De getypeerde vrouw van de jaren twintig, de flapper, was, zoals Ginsburg beschrijft, de “jonge, agressievere en minder conventionele vrouw” (13). De flappers droegen schokkende knielange jurken en stonden bekend om hun gekrulde haar en schandalige dansjes. Zelda Fitzgerald, zelf een flapper, beschreef de flapper als een vrouw die dacht “dat het leuk was om te flirten, …haar haar te bobben, …haar mooiste paar oorbellen in te doen, en een grote hoeveelheid brutaliteit en rouge op te doen en ten strijde te trekken” (391). Flappers belichaamden inderdaad de Verloren Generatie en de overdaad die in de jaren twintig met Parijs werd geassocieerd. Flappers in Parijs zetten ook een trend die in andere landen, zoals de Verenigde Staten, navolging zou vinden.
In tegenstelling tot de vrouwenmode was de mannenmode in de jaren twintig in Londen gecentreerd. De mannenmode weerspiegelde ook de veranderingen van die tijd. Mannen kwamen terug van de Eerste Wereldoorlog en droegen dezelfde kleren die ze in de “tienerjaren”, voor de oorlog, hadden gedragen. De broeken waren vrij recht en er was een trend van op het leger geïnspireerde jasjes. Mannen droegen van tijd tot tijd ook hun eigenlijke legerjasjes. Tegen het midden van het decennium begon de stijl te veranderen, aangevoerd door een trend die begon aan de universiteit van Oxford. Oxford Bags,
oftewel broeken met extreem wijde pijpen, werden eerst mode voor mannen in een poging om een universiteitsregel te omzeilen, en werden vervolgens wereldwijd populair, waardoor het modebeeld voor mannen drastisch veranderde.
Parijs was en is nog steeds het centrum van de vrouwenmode, waar trends geboren worden en sterven. Tijdens de jaren 1920 waren de veranderende modestijlen belangrijk omdat ze de sociale veranderingen weerspiegelden die plaatsvonden, vooral de veranderende rol van de vrouw in de maatschappij. Een actievere, meer betrokken, gelijkwaardige vrouw verdiende kleding die bij die levensstijl paste, en de modeontwerpers van Parijs gaven daar terecht gehoor aan.
Works Cited
Fitzerald, Zelda. The Collected Writings of Zelda Fitzgerald. Ed. Matthew J. Bruccoli. New York: Scribner, 1991. Print.

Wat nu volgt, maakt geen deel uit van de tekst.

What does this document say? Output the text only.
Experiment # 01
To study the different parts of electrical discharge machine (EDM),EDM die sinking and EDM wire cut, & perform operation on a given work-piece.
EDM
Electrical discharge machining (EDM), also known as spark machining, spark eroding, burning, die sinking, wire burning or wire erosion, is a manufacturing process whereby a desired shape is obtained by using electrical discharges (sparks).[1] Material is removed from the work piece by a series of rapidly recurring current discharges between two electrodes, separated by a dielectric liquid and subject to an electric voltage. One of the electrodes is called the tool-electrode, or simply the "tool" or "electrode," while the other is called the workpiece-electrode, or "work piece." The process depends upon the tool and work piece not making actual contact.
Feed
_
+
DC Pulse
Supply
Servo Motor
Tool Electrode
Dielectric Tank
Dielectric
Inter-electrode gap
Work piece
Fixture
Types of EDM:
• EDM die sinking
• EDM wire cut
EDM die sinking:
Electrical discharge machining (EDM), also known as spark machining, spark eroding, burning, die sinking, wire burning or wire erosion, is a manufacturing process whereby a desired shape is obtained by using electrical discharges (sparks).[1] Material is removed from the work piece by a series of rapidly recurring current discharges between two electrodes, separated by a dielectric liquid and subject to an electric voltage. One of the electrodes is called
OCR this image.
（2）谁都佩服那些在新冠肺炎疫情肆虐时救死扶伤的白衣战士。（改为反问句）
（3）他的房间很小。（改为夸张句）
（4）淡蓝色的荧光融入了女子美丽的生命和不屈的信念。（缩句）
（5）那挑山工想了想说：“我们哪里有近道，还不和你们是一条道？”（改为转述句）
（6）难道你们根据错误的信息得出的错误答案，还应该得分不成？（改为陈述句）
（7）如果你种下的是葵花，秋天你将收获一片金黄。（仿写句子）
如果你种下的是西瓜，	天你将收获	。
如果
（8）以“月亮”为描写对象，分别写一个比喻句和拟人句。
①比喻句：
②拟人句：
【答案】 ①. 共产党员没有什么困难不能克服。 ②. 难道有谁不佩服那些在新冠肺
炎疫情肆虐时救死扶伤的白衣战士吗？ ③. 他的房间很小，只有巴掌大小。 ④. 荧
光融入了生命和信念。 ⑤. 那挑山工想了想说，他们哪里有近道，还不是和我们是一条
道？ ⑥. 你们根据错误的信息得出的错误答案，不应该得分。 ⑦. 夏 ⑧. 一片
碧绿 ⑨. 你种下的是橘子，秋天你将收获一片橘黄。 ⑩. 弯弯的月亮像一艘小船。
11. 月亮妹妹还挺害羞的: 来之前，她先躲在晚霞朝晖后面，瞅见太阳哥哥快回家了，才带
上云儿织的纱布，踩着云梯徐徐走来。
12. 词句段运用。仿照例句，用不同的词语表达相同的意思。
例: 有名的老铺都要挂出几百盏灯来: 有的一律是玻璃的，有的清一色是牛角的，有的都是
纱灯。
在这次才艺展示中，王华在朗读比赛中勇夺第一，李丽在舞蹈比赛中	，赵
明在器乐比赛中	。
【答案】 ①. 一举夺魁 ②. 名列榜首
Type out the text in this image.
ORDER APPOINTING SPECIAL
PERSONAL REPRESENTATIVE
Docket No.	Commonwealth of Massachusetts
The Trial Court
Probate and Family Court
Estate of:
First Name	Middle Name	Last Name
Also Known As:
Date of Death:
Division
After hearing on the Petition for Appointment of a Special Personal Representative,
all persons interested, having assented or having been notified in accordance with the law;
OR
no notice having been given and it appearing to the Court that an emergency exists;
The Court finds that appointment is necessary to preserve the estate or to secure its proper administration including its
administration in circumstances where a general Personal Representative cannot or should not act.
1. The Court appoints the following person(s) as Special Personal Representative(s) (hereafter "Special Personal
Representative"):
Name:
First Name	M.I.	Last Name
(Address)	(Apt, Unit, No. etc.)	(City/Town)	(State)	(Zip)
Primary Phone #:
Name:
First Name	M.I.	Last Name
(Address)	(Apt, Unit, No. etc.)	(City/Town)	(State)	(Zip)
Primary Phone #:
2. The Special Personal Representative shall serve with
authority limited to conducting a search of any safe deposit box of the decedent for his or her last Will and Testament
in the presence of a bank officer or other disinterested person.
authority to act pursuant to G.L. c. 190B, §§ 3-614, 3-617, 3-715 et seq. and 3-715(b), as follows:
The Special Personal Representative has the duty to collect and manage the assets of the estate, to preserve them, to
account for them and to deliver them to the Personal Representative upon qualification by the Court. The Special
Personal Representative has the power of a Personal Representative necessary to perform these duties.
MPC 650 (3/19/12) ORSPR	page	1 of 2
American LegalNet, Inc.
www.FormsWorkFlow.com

Ginsburg, Madeleine. Paris Fashions: The Art Deco Style of the 1920s. Londen: Bracken, 1989. Print.
Nolan, Carol. “Herenmode van de jaren twintig / Twenties Fashion.” n.d. Web. Okt. 2010.
ReVamp Vintage Clothing: 1910 Fashions, 1920s Clothing, Vintage Clothing 1930, 1940s Vintage, 1950 F. n.d. Web. Okt. 2010.